The GC content of the six de novo assemblies was about 48% (Table 3), and those of 1,073,845 common wheat ESTs, TAGI and TAPUT were 52.33%, 52.10% and 51.68%, respectively. The lower level of GC content for these assemblies may be due to filtered reads, which were already GC content-less-presented (Table 1).
Construction of wheat transcriptome with short reads
Due to the lack of a well-annotated genomic sequence, we could not assembly the wheat transcriptome using a mapping-first strategy. To assess the performance of assembling the wheat transcriptome using short reads, we used the existing public wheat ESTs, a custom Chinese Spring cDNA library and a draft genome sequence of Ae. tauschii, the wheat D genome progenitor.
By mapping assembled transcripts back to the draft Ae. tauschii sequence, the number of bases covered by each of these assemblies was used to compare the total number of bases constructed from each assembly. Combining the length of N50 for these assemblies from both assemblers, the more reads that were used at the initial assembling step, the more unique bases that were constructed in the final assemblies.
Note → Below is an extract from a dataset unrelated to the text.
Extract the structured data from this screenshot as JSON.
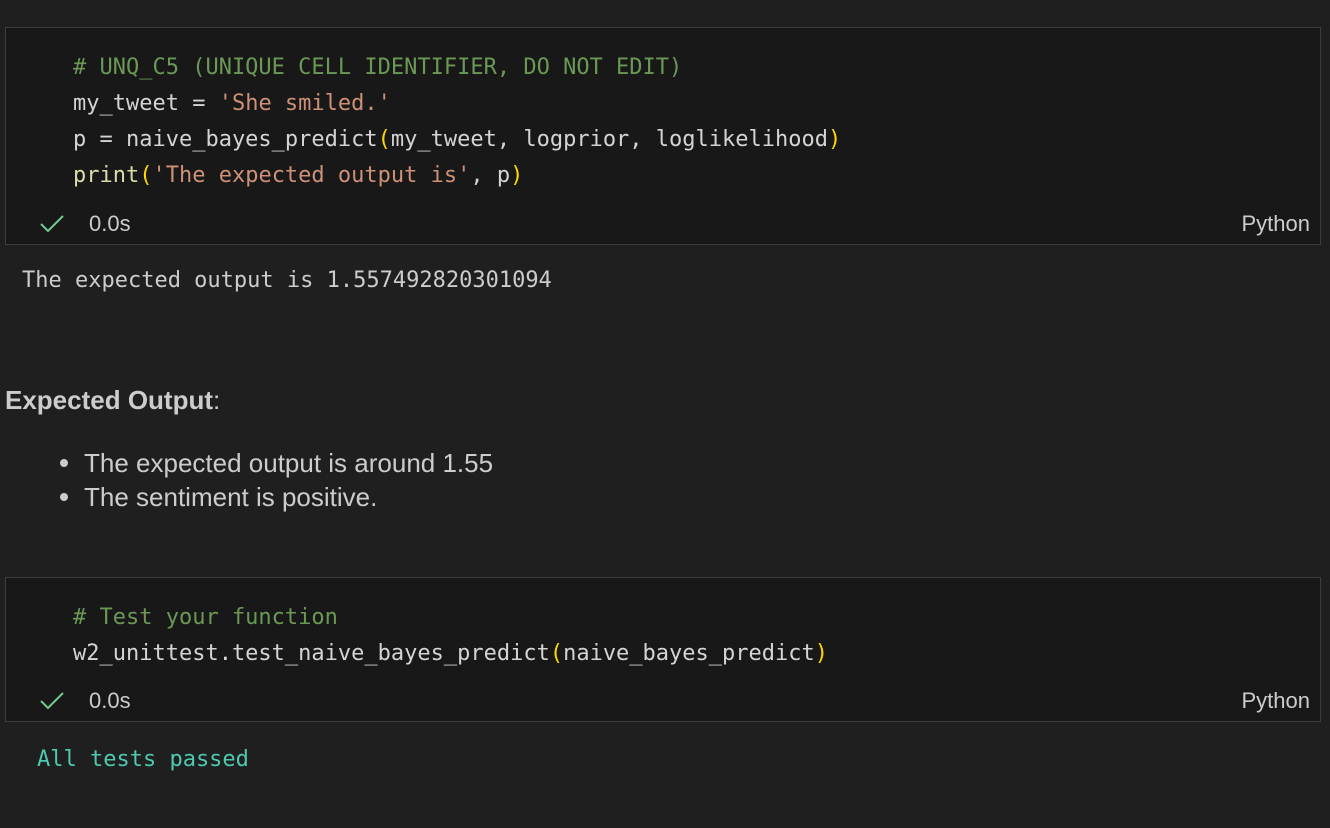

Considering that we had used the maximum of 16.2 Gb reads at the pre-assembling step, which was already more than 100 times larger than the size of the final assemblies, further improvements in assembly may need even more reads or longer reads. The use of 16.2 Gb data has already provided promising results. Nearly all assembled transcripts, which were matched by full-length cDNA using BLAT, covered 90% of full length cDNA in length (Table 5), suggesting that the length of transcripts assembled by Illumina reads was acceptable.
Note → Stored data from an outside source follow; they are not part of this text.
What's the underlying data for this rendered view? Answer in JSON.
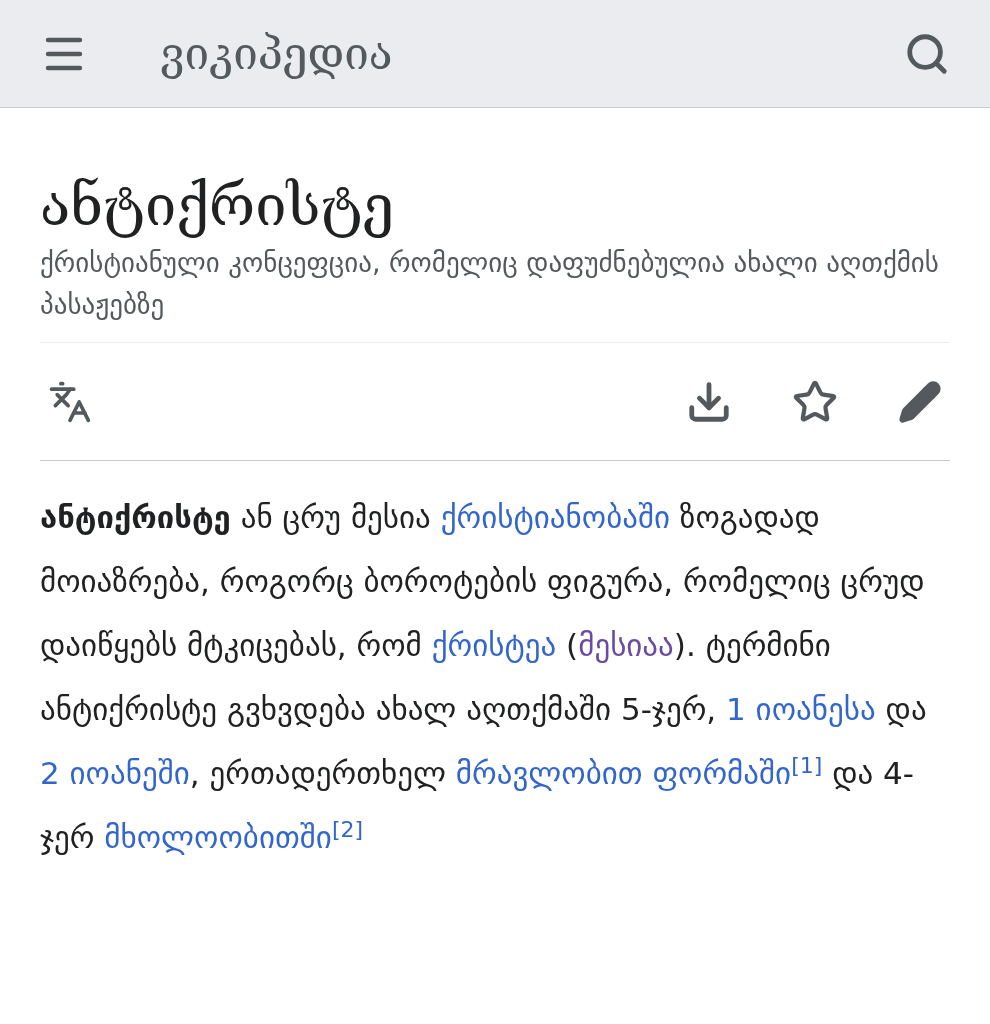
{
  "header": {
    "logo": "ვიკიპედია"
  },
  "article": {
    "title": "ანტიქრისტე",
    "description": "ქრისტიანული კონცეფცია, რომელიც დაფუძნებულია ახალი აღთქმის პასაჟებზე",
    "paragraph": [
      {
        "kind": "bold",
        "text": "ანტიქრისტე"
      },
      {
        "kind": "plain",
        "text": " ან ცრუ მესია "
      },
      {
        "kind": "link",
        "text": "ქრისტიანობაში",
        "visited": false
      },
      {
        "kind": "plain",
        "text": " ზოგადად მოიაზრება, როგორც ბოროტების ფიგურა, რომელიც ცრუდ დაიწყებს მტკიცებას, რომ "
      },
      {
        "kind": "link",
        "text": "ქრისტეა",
        "visited": false
      },
      {
        "kind": "plain",
        "text": " ("
      },
      {
        "kind": "link",
        "text": "მესიაა",
        "visited": true
      },
      {
        "kind": "plain",
        "text": "). ტერმინი ანტიქრისტე გვხვდება ახალ აღთქმაში 5-ჯერ, "
      },
      {
        "kind": "link",
        "text": "1 იოანესა",
        "visited": false
      },
      {
        "kind": "plain",
        "text": " და "
      },
      {
        "kind": "link",
        "text": "2 იოანეში",
        "visited": false
      },
      {
        "kind": "plain",
        "text": ", ერთადერთხელ "
      },
      {
        "kind": "link",
        "text": "მრავლობით ფორმაში",
        "visited": false
      },
      {
        "kind": "ref",
        "text": "[1]",
        "visited": false
      },
      {
        "kind": "plain",
        "text": " და 4-ჯერ "
      },
      {
        "kind": "link",
        "text": "მხოლოობითში",
        "visited": false
      },
      {
        "kind": "ref",
        "text": "[2]",
        "visited": false
      }
    ]
  }
}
On average, more than one transcript was mapped to the same locations of the draft Ae. tauschii sequence for all six assemblies (Table 8), which was expected, because the reference is diploid while the transcriptome is from hexaploid wheat.
To compare the assemblies with existing wheat resources, all of the currently available wheat ESTs were aligned to the same Ae. tauschii sequence. A total of 1,073,845 common wheat ESTs deposited in GenBank covered 46.5 Mb of reference sequences, which was less than that of four of the six assemblies (Table 8). Considering the direct comparison results between these assemblies and public ESTs (Table 7), this study also provided considerable new wheat transcript resources to the research community.
Methods
Plant materials
Wheat tissues were collected from Taigu/CS near-isogenic lines (NILs), which were developed by backcrossing the "sterile" donor cultivar Taigu with the recurrent parent Chinese Spring (CS). Taigu carries the dominant sterile gene ms2. Mixed anther samples with lengths of 0.5 – 2.5 mm were collected from fertile and sterile plants and were designated as AF and AS, respectively. Mixed young spike samples with lengths of 3.0 – 4.5 cm were collected from fertile and sterile plants and were designated as SF and SS, respectively.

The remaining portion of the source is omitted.